Sie haben Ideen FF über den Hochschulgebrauch hinaus einzusetzen. Was schwebt Ihnen vor?
Da ich in Düsseldorf im Institut für Psychodynamische Organisationsentwicklung und Personalmanagement e.V. auch in der Ausbildung von Business-Coaches engagiert bin, sehe ich natürlich auch durch diese Brille auf das Spiel. Oder eben auch in der Führungskräfteentwicklung.
Durch das eigene Stresserleben, das Fort Fantastic den Teilnehmern im geschützten Raum bietet, zielt es entsprechend moderiert nicht nur auf die Selbstreflexion sondern öffnet damit auch das Fenster zur Empathie. Es schult die Eigen- und Fremdbeobachtung, weckt ein Gefühl für die Diskrepanz zwischen Selbstbild und Fremdbild, zeigt die eigenen Stärken und Schwächen auf – alles Eigenschaften, die für Führungskräfte extrem wichtig sind.
Zudem können Situationen entstehen, die einem deutlich zeigen, wie fix man manchmal reagiert hat, eben ohne Nachzudenken, aber doch aus gutem Grund: Das eigene Unbewusste steuert vielleicht mehr, als wir gemeinhin annehmen. Und Führungskräfte können in diesem Kontext auch lernen, nach welchen Werten sie eigentlich handeln. Was finden Sie denn gut – der erste zu sein? Nicht pleite gegangen zu sein? Einen schönen Park zu haben? War das erfüllend, so unter Druck zu stehen oder eher unangenehm? Wie denken die Teilnehmer eigentlich über die Kollegen, die nicht so schnell sind oder über die, die schneller sind? Usw.

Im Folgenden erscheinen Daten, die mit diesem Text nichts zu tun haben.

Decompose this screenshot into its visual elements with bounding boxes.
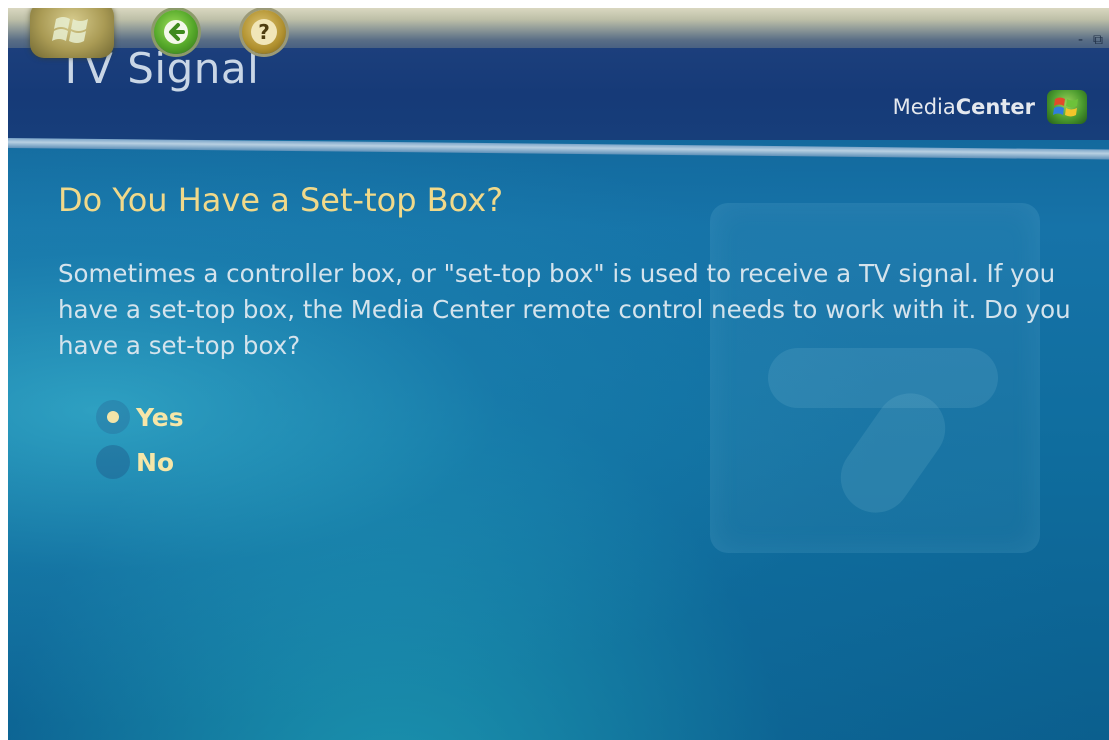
restore-button[interactable]: ⧉	[1093, 32, 1103, 48]
radio-selected-icon[interactable]	[96, 400, 130, 434]
option-no[interactable]: No	[96, 445, 174, 479]
question-heading: Do You Have a Set-top Box?	[58, 181, 504, 219]
help-button[interactable]: ?	[242, 10, 286, 54]
header-divider	[8, 138, 1109, 160]
option-label-yes: Yes	[136, 402, 184, 432]
option-label-no: No	[136, 447, 175, 477]
window-controls: - ⧉	[1078, 32, 1103, 48]
brand-name-bold: Center	[955, 95, 1035, 119]
back-arrow-icon	[163, 19, 189, 45]
media-center-screen: TV Signal ? - ⧉ MediaCenter Do You Have …	[8, 8, 1109, 740]
media-center-brand: MediaCenter	[893, 90, 1087, 124]
brand-name-regular: Media	[892, 95, 956, 119]
svg-text:?: ?	[258, 20, 270, 44]
minimize-button[interactable]: -	[1078, 32, 1083, 48]
start-button[interactable]	[30, 8, 114, 58]
radio-unselected-icon[interactable]	[96, 445, 130, 479]
windows-start-orb-icon	[52, 13, 92, 47]
help-icon: ?	[251, 19, 277, 45]
option-yes[interactable]: Yes	[96, 400, 184, 434]
description-text: Sometimes a controller box, or "set-top …	[58, 259, 1071, 360]
windows-flag-icon	[1047, 90, 1087, 124]
brand-text: MediaCenter	[893, 95, 1035, 119]
back-button[interactable]	[154, 10, 198, 54]
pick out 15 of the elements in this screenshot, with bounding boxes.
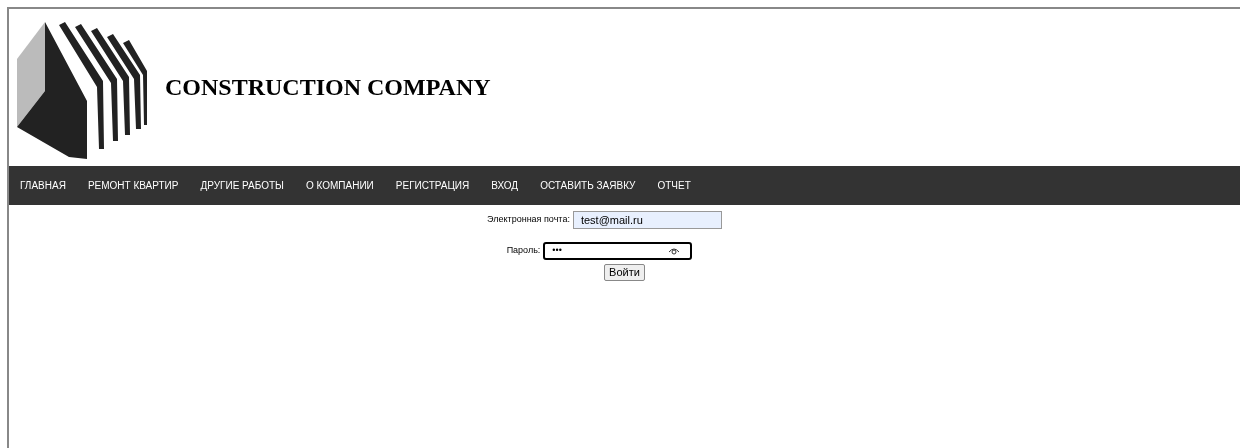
field-label: Электронная почта: <box>487 213 570 227</box>
nav-link[interactable]: ОСТАВИТЬ ЗАЯВКУ <box>540 178 636 193</box>
field-label: Пароль: <box>506 244 541 258</box>
nav-link[interactable]: ОТЧЕТ <box>657 178 691 193</box>
nav-link[interactable]: ДРУГИЕ РАБОТЫ <box>200 178 284 193</box>
nav-link[interactable]: ГЛАВНАЯ <box>20 178 66 193</box>
password-field[interactable]: ••• <box>543 242 693 260</box>
eye-icon[interactable] <box>668 247 681 255</box>
login-button[interactable]: Войти <box>604 264 645 281</box>
nav-link[interactable]: О КОМПАНИИ <box>305 178 374 193</box>
nav-link[interactable]: РЕГИСТРАЦИЯ <box>395 178 470 193</box>
company-title: CONSTRUCTION COMPANY <box>165 72 491 102</box>
nav-link[interactable]: РЕМОНТ КВАРТИР <box>87 178 179 193</box>
email-field[interactable]: test@mail.ru <box>572 211 722 229</box>
nav-link[interactable]: ВХОД <box>491 178 519 193</box>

Sie können sich auch fragen, welches Menschenbild sie eigentlich bei ihren Kollegen oder den Kunden zugrunde legen, was sie also denken, wie Menschen funktionieren.

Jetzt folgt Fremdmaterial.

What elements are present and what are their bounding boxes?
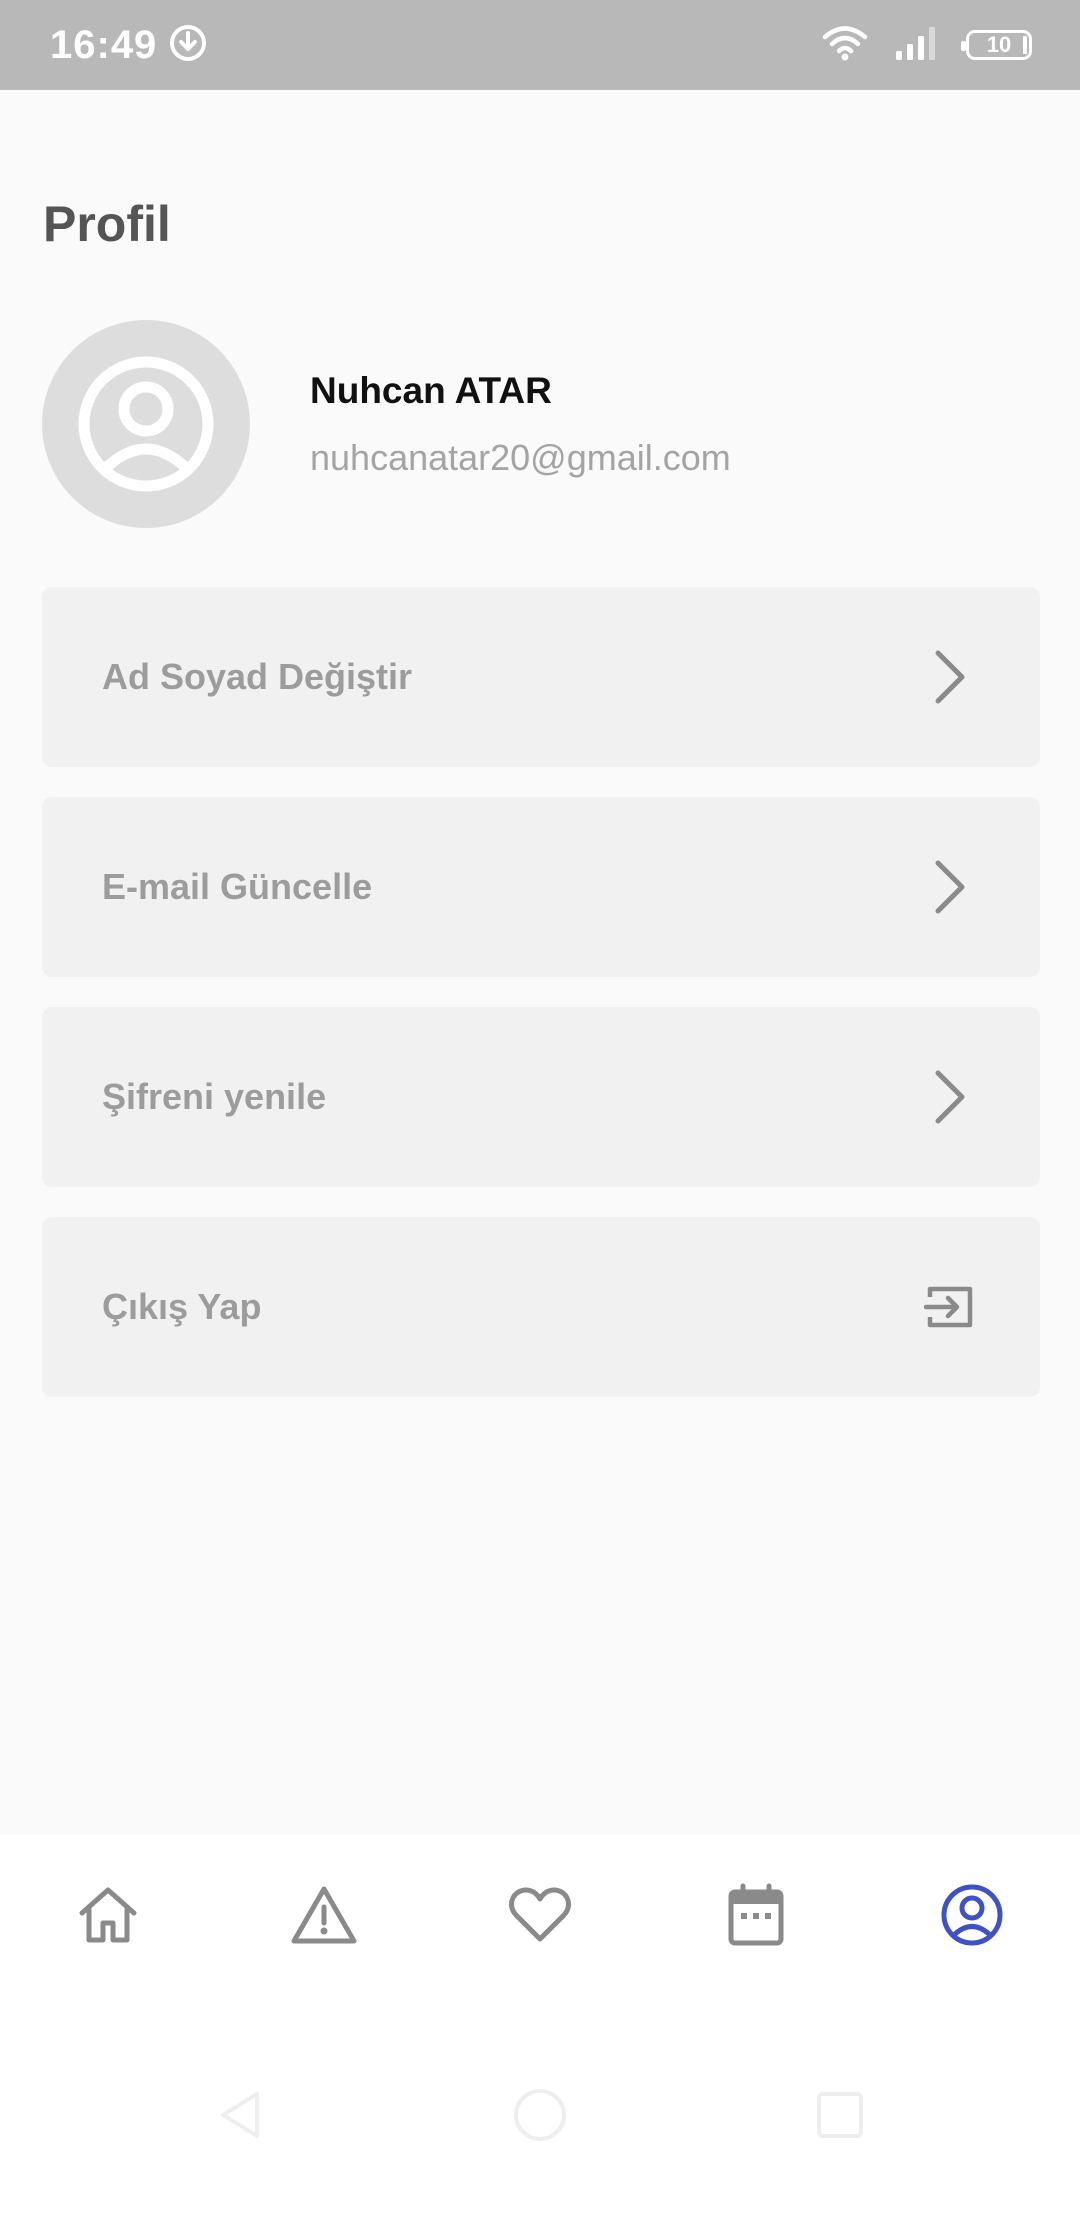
menu-item-label: E-mail Güncelle	[102, 866, 373, 907]
calendar-icon	[728, 1883, 784, 1946]
logout-button[interactable]: Çıkış Yap	[42, 1217, 1040, 1397]
nav-calendar-button[interactable]	[716, 1875, 796, 1955]
status-time: 16:49	[50, 22, 158, 67]
system-back-button[interactable]	[205, 2080, 275, 2150]
menu-item-label: Çıkış Yap	[102, 1286, 262, 1327]
system-home-button[interactable]	[505, 2080, 575, 2150]
home-circle-icon	[514, 2089, 566, 2141]
system-nav	[0, 2025, 1080, 2220]
nav-warning-button[interactable]	[284, 1875, 364, 1955]
download-icon	[169, 24, 207, 67]
signal-icon	[894, 25, 940, 66]
logout-icon	[920, 1277, 980, 1337]
chevron-right-icon	[920, 857, 980, 917]
user-circle-icon	[78, 356, 214, 492]
change-name-button[interactable]: Ad Soyad Değiştir	[42, 587, 1040, 767]
chevron-right-icon	[920, 647, 980, 707]
status-right: 10	[822, 24, 1032, 67]
nav-favorites-button[interactable]	[500, 1875, 580, 1955]
recents-square-icon	[817, 2092, 863, 2138]
nav-home-button[interactable]	[68, 1875, 148, 1955]
user-email: nuhcanatar20@gmail.com	[310, 437, 731, 478]
menu-item-label: Ad Soyad Değiştir	[102, 656, 413, 697]
page-title: Profil	[43, 196, 171, 252]
status-left: 16:49	[50, 23, 207, 68]
back-triangle-icon	[221, 2092, 259, 2138]
chevron-right-icon	[920, 1067, 980, 1127]
status-bar: 16:49 10	[0, 0, 1080, 90]
nav-profile-button[interactable]	[932, 1875, 1012, 1955]
heart-icon	[509, 1887, 571, 1942]
reset-password-button[interactable]: Şifreni yenile	[42, 1007, 1040, 1187]
avatar[interactable]	[42, 320, 250, 528]
warning-icon	[291, 1886, 357, 1944]
profile-icon	[941, 1884, 1003, 1946]
battery-icon: 10	[961, 30, 1032, 60]
menu-item-label: Şifreni yenile	[102, 1076, 327, 1117]
user-name: Nuhcan ATAR	[310, 370, 552, 411]
update-email-button[interactable]: E-mail Güncelle	[42, 797, 1040, 977]
bottom-nav	[0, 1835, 1080, 2025]
home-icon	[79, 1887, 137, 1943]
system-recents-button[interactable]	[805, 2080, 875, 2150]
wifi-icon	[822, 24, 868, 67]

Fort Fantastic verstehe ich als ein Selbstexperiment. Es ist ein vergleichsweise strukturiertes Selbstexperiment, z.B. in Abgrenzung zu anderen Settings wie analytische Selbsterfahrungsgruppen. Ein Selbstexperiment, das dennoch einen inneren Prozess anstoßen kann. Aber eben in kürzerer Zeit und vielleicht auch weniger explizit. Manches kann man – gerade in Führungsseminaren – auch einfach mal stehen lassen. Es wirkt ja dennoch nach. Das genau ist doch mit Erfahrungslernen gemeint.
Erhoffen Sie sich neue Erkenntnisse oder die Bestätigung Ihrer Thesen zu Emotionen im Management, durch den Einsatz von FF im erweiterten Rahmen?
Wenn ich weiter bin und mehr Erfahrung habe, und als Ausbilderin erst einmal in die Position gelange, dass ich selbst während der Simulation nicht mehr unter Druck stehe und das Setting im Griff habe, dann wird es ja erst interessant, weil erst dann kann ich beobachten und analysieren. Wir beschreiben Phänomene und belegen sie an Fallbeispielen. Dazu bietet Fort Fantastic doch viele Möglichkeiten.